Sesaat pandangan kami menjadi kosong menatap keseluruhan keadaan sekitar. Mulai dari kejauhan, aku melihat jelas pegunungan yang memanjangan horisontal menuju arah timur. Dan di area sekitaran ini terdapat rerumputan yang tingginya hanya 20 cm di atas kaki.

Bahkan suasana di sini begitu tenang dan sepi.

"Omong-omong, tempat apa ini?"

"Benar juga... ini seperti kita sedang berada di Kota Netral. Namun, sebelumnya aku tidak pernah mendapati area rerumputan luas dan pegunungan. Apa jangan-jangan..."

Spontan Elizabeth menyorot matanya kepadaku.

"Apa?"

Sebelum mengatakannya. Aku ingin berspekulasi terlebih dahulu. 

Yang pertama adalah, aku dan Elizabeth tidak seharusnya berada di sini. Tempat seharusnya aku dan Elizabeth merupakan di medan pertempuran. Medan pertempuran merupakan tempat yang penuh kehancuran dan kobaran api. Sehingga tidak ada satupun tumbuhan ataupun hewan yang hidup di sana. 

Kedua adalah, dunia ini terlihat seperti Virtual Reality dalam Dunia game RPG[1]. Di kota Netral, aku pernah bermain sebuah Game RPG «Fantasy Four» Virtual Game kelas bawah yang tidak banyak orang yang tahu.

Terakhir yang ketiga. Sumber ketidaksesuaian yang sebenarnya adalah pemandangan panorama 360 derajat.

Sejauh mata memandang, padang rumput membentang ke cakrawala. Cuaca terlihat sangat cerah dengan suasana sepi sekaligus ketenangan. Maupun, pepohonan rimbun dan rerumputan yang hijau berkibas-kibas di terjang angin. Sehingga pikiran menjadi lebih relaksasi.

Itu merupakan keseluruhan dari pulau ini—tidak, mungkin lebih tepatnya adalah keseluruhan dari dunia tak di kenal ini. 

Sekarang aku sangat yakin. Bahwa dunia ini bukan tempat tinggal kami sebenarnya. Melainkan, orang yang tersesat ke dunia yang berbeda. 

"Glek!" 

Bersamaan dengan menelan air liurku, keringat dingin pun mulai bercucuran. Perlahan aku mengatakannya.

"Ini... Isekai."[2]

"Haa?!" Elizabeth mengeluarkan suara teriak dengan nada kejutnya terlalu tinggi. Suaranya sampai memantul kemana-mana mengelilingi padang rerumputan.

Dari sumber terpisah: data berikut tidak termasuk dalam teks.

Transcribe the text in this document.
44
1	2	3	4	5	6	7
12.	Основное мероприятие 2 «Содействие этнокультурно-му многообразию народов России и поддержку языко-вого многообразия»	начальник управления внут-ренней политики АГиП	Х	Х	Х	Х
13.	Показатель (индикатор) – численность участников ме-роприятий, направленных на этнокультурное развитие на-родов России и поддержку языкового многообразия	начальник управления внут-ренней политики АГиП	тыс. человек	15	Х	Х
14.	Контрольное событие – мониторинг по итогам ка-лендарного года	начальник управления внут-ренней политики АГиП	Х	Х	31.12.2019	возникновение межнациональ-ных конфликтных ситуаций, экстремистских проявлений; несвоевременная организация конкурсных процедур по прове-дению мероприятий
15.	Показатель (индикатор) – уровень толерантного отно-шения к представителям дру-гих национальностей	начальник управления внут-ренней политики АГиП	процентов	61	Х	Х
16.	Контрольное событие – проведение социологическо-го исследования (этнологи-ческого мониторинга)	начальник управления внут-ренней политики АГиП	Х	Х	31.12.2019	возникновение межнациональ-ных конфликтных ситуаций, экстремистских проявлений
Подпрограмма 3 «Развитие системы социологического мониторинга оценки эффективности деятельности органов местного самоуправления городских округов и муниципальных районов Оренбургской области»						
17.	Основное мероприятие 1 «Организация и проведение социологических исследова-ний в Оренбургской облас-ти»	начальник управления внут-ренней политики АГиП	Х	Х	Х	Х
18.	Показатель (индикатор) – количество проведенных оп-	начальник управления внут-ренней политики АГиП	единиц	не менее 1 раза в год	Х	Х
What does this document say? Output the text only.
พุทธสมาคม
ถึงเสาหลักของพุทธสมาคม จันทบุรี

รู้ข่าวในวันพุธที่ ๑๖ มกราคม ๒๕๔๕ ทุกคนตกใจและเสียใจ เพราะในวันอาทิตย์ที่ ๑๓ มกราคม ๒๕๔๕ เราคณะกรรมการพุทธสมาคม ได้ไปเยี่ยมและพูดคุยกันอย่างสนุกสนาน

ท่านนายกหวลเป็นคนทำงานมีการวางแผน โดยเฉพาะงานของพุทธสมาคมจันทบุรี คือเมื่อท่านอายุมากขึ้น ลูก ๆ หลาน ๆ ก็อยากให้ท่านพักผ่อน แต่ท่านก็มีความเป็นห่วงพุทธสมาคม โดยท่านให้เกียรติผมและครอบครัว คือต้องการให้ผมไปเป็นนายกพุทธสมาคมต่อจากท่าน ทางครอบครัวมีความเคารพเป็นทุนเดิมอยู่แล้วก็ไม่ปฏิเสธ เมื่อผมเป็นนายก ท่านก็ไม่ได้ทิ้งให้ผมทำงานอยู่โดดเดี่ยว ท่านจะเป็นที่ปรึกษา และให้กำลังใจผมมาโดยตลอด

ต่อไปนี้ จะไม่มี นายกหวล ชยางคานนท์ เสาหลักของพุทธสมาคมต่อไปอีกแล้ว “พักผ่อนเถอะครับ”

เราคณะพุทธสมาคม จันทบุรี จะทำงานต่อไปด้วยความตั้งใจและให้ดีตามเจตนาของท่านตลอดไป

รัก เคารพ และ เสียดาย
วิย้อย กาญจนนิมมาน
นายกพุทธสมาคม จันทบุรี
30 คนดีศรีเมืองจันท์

"Jadi, maksudmu kita sedang berada di dunia lain?"

"Yah... mungkin itu benar. Coba kau pikir, mana ada dunia seindah dan setenang ini? Pasti kau juga merasakannya,'kan?"

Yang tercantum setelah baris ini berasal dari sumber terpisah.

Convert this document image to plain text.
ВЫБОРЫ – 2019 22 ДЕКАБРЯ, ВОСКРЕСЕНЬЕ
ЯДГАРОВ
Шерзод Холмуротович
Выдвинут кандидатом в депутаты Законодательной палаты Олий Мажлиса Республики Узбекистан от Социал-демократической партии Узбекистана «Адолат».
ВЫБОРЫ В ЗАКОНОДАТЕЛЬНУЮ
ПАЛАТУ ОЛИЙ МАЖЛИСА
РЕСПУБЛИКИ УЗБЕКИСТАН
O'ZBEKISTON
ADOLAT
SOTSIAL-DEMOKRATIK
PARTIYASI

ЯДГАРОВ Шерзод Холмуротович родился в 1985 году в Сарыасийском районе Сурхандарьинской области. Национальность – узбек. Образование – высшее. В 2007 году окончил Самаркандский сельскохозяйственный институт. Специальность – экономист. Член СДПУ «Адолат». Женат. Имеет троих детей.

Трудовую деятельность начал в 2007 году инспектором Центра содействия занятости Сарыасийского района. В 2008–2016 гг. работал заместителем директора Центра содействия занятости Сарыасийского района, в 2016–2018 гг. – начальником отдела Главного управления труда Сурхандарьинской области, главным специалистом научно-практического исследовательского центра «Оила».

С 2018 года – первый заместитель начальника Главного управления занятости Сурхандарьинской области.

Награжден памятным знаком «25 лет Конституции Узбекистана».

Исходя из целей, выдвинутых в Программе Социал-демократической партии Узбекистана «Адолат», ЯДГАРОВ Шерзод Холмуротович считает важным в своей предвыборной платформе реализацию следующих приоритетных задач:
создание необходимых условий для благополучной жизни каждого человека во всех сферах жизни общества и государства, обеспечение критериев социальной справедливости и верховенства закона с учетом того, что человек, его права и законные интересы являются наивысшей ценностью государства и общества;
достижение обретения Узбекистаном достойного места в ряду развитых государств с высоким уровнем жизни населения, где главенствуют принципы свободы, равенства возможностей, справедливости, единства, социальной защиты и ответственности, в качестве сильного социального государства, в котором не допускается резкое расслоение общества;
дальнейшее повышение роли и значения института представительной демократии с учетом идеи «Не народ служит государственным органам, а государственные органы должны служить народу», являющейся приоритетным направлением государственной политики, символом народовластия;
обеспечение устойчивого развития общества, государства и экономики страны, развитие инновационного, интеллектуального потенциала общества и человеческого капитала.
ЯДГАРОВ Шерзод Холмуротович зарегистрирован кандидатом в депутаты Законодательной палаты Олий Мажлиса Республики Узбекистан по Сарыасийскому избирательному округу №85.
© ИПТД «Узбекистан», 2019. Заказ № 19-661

"Benar juga, sih. Kenapa kita tiba-tba berada di dunia ini ya...? Apa kita, sudah mati!?"

"Aku juga tidak terlalu mengerti. Eh?! Pertanyaan terakhir itu apa-apaan?" 

Tubuhku memundur kebelakang seperti refleks akibat terkejut. Aku tidak menyangka kalau akan secepat ini mati. Aku merasa itu kurang benar, sebenarnya jiwa kami masih ada. Itu artinya kami masih memiliki kehidupan.

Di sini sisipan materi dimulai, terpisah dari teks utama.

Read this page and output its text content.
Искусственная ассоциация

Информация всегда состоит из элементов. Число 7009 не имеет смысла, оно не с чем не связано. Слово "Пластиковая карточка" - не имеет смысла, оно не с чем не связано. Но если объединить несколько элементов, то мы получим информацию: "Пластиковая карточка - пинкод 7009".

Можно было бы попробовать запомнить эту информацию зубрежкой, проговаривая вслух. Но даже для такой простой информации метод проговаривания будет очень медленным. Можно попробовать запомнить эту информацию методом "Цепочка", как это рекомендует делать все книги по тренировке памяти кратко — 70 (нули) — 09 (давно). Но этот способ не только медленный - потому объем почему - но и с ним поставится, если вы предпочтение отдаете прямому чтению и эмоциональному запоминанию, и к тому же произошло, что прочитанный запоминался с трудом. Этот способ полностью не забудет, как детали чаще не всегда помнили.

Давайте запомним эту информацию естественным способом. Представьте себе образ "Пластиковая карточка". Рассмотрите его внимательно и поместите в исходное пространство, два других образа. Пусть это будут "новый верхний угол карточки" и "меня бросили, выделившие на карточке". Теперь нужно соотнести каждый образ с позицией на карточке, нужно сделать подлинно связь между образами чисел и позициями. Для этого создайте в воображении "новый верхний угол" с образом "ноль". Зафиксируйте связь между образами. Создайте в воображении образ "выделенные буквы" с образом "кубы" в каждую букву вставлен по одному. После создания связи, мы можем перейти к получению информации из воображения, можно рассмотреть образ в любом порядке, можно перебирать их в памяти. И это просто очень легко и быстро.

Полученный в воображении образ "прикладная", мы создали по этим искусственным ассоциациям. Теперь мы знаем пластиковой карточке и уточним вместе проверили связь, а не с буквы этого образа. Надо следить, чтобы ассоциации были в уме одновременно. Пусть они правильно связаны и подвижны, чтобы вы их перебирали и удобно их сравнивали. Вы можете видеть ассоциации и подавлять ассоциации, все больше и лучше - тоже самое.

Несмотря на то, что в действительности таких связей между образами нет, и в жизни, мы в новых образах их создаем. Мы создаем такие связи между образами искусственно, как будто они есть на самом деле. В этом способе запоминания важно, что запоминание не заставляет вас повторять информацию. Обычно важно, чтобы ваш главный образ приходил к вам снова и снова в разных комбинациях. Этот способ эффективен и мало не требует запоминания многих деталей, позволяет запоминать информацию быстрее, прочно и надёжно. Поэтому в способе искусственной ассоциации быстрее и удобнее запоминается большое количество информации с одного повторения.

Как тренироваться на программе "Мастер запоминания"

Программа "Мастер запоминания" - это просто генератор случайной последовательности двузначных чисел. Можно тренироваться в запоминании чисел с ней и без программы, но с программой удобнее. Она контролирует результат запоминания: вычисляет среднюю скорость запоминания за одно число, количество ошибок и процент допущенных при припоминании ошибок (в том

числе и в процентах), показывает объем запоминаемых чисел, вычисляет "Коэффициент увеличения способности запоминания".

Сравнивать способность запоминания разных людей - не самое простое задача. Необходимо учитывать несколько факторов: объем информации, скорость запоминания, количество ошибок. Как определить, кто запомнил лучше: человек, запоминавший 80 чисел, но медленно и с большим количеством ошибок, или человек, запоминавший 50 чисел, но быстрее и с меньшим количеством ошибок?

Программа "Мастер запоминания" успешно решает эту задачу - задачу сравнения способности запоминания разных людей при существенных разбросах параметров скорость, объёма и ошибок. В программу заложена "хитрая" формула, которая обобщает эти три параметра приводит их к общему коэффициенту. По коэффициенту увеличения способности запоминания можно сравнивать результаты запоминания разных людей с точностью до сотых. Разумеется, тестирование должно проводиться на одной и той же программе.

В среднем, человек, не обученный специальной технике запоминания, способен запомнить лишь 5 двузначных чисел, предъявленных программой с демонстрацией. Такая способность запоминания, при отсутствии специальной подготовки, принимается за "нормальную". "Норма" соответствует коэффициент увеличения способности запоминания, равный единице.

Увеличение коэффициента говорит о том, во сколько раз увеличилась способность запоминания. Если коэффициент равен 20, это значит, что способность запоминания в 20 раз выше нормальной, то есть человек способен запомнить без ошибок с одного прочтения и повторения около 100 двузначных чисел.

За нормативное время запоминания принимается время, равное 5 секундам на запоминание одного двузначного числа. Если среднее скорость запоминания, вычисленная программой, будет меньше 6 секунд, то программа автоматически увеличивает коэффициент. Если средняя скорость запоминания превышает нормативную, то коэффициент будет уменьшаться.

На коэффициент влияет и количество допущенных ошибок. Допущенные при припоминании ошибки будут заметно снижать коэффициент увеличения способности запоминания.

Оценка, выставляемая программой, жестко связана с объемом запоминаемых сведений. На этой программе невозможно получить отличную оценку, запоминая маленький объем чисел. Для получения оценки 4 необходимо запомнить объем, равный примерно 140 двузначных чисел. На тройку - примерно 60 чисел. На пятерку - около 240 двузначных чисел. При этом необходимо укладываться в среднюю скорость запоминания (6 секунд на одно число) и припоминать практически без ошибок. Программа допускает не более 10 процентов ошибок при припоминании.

Aku mencoba untuk berdiri, lalu kembali melanjutkan pembicaraannya.

"Huh, bagaimana kalau kita jalan-jalan sebentar? Kalau saja, ada seseorang di sekitar sini."

"Iya, aku setuju denganmu. Sebelum hari mulai gelap, kita harus cepat-cepat mencari tempat tinggal. Soalnya aku takut kalau sedang berada di luar malam hari." Angguknya paham dan berusaha untuk berdiri sambil menepuk-nepuk punggungnya.

Memang benar, setelah aku menoleh ke atas langit, ternyata hari mulai berubah menjadi oranye. Itu merupakan tanda kalau hari telah senja sebelum malam tiba.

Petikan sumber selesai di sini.